Not because tax doesn’t matter.
Because misunderstanding it can quietly limit long-term wealth.

Let’s bring clarity to the conversation.


Capital Gains: The Part Most People Miss

Capital gains tax only applies when you’ve made money.

In Canada, only 50% of the gain is added to your taxable income in the year you sell. That doesn’t mean 50% of your profit disappears. It means half of the growth is taxed at your marginal rate — not the full amount.

Here’s a simple example:

  • Buy an investment property for $200,000

  • Sell it years later for $400,000

  • Your gain is $200,000

  • Only $100,000 is taxable

  • If two owners are involved, that amount is split

When people hear “50% capital gains,” fear fills in the blanks before math ever gets a chance.

And fear is rarely a good financial advisor.


The Real Cost of Avoiding Capital Gains

Here’s where things get expensive.

Many investors hold properties they would never buy again today — not because they’re performing well, but because they don’t want to “trigger tax.”

Others never invest at all, convinced that paying tax somehow means losing.

The irony?
Avoiding tax often costs far more than paying it.

Holding an underperforming property can quietly drain opportunity:

  • Equity sits idle

  • Returns lag behind better options

  • Growth compounds slower — or not at all

Over 10, 15, or 20 years, that missed compounding can dwarf the original tax bill.


Selling Isn’t the Only Exit Strategy

Another common misconception is that selling is the only way out.

In reality, investors often have multiple exit options, including:

  • Refinancing to access equity

  • Repositioning or renovating to improve performance

  • Holding with intention and a future plan

  • Selling strategically when it aligns with life stage or goals

An “exit” doesn’t always mean leaving a property. Sometimes it means exiting the current structure while keeping the asset working for you.

The right choice depends on:

  • Your income stage

  • Your lifestyle goals

  • Portfolio balance

  • Risk tolerance

  • And future plans

There is no one-size-fits-all answer — only wise, informed ones.


Tax Avoidance vs Tax Efficiency

This distinction matters.

Tax avoidance is fear-driven.
It limits options and distorts decisions.

Tax efficiency is clarity-driven.
It works within the system to steward growth wisely.

Examples of efficiency can include:

  • Offsetting gains with eligible expenses

  • Using registered accounts strategically

  • Timing sales based on income years

  • Understanding how refinancing differs from selling

None of this eliminates tax entirely.
And that’s okay.

Taxes are part of participating in a functioning economy. The goal isn’t to avoid them — it’s to avoid overpaying through poor decisions.


Why Real Estate Grows Differently

One reason real estate remains such a powerful wealth-building tool is timing.

Capital gains are triggered when you sell.

That means:

  • Growth compounds uninterrupted

  • Equity builds without yearly tax erosion

  • Leverage amplifies long-term results

Compare that to interest-based investments, where tax is often paid every year before growth continues.
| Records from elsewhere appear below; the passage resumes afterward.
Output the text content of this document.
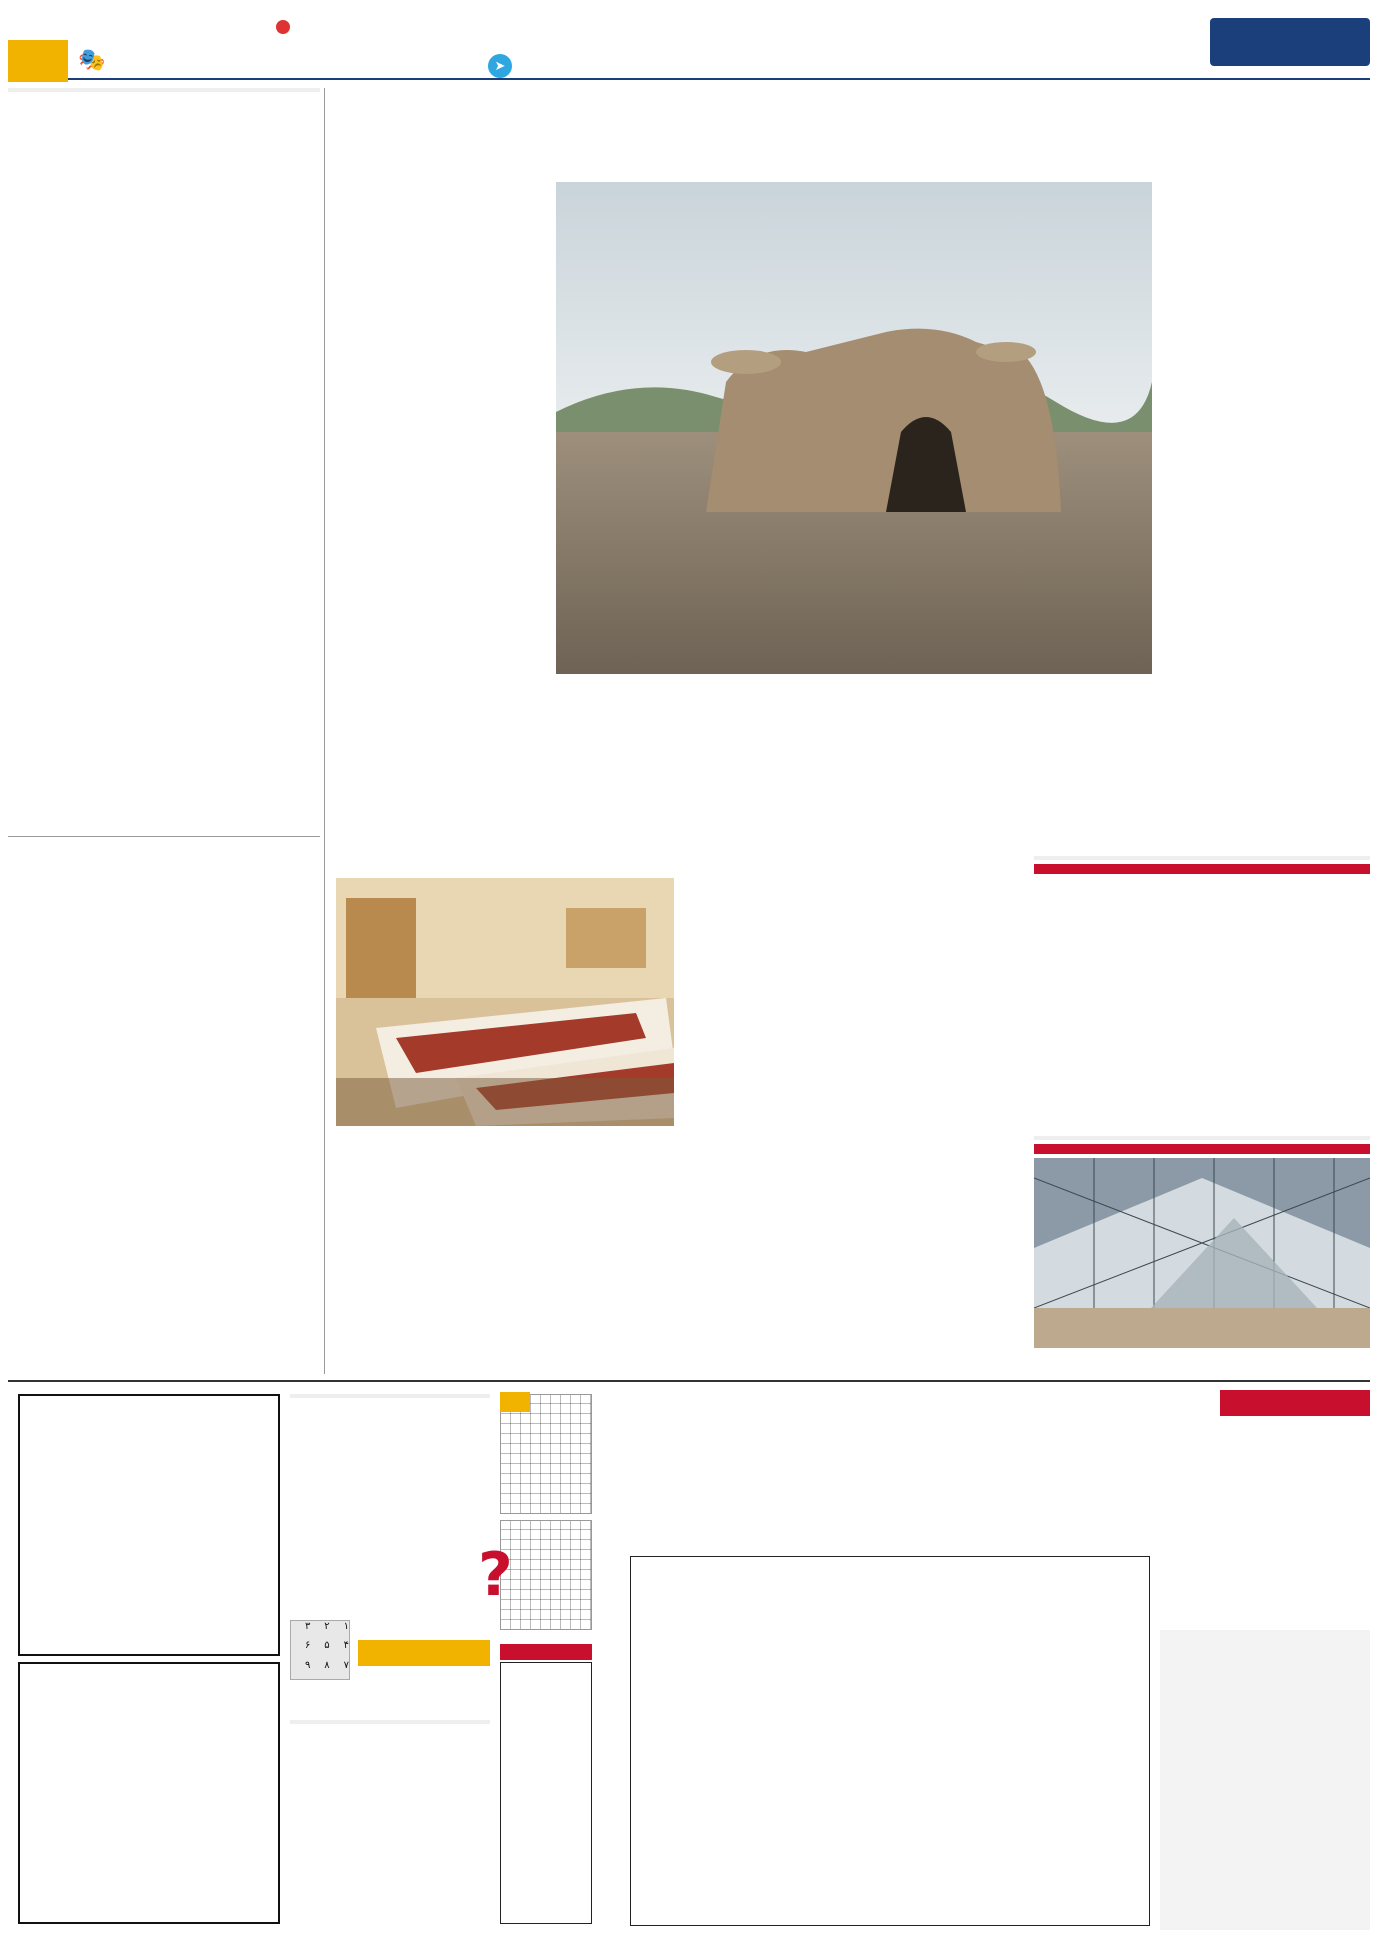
➤
🎭
۱
۲
۳
۴
۵
۶
۷
۸
۹
?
Real estate plays a longer, quieter game — and patience is rewarded.


When Clarity Changes Everything

Most people don’t need more advice.

They need:

  • A clearer understanding of their options

  • A calmer space to think

  • Better questions to bring to their accountant

  • And perspective that looks beyond the next year

That’s what these conversations are designed to provide.

If tax fear has been shaping your decisions from the background, it may be time to pause and re-examine what’s actually holding you back.

Because building wealth wisely through real estate isn’t about avoiding responsibility.

It’s about understanding it — and moving forward with confidence.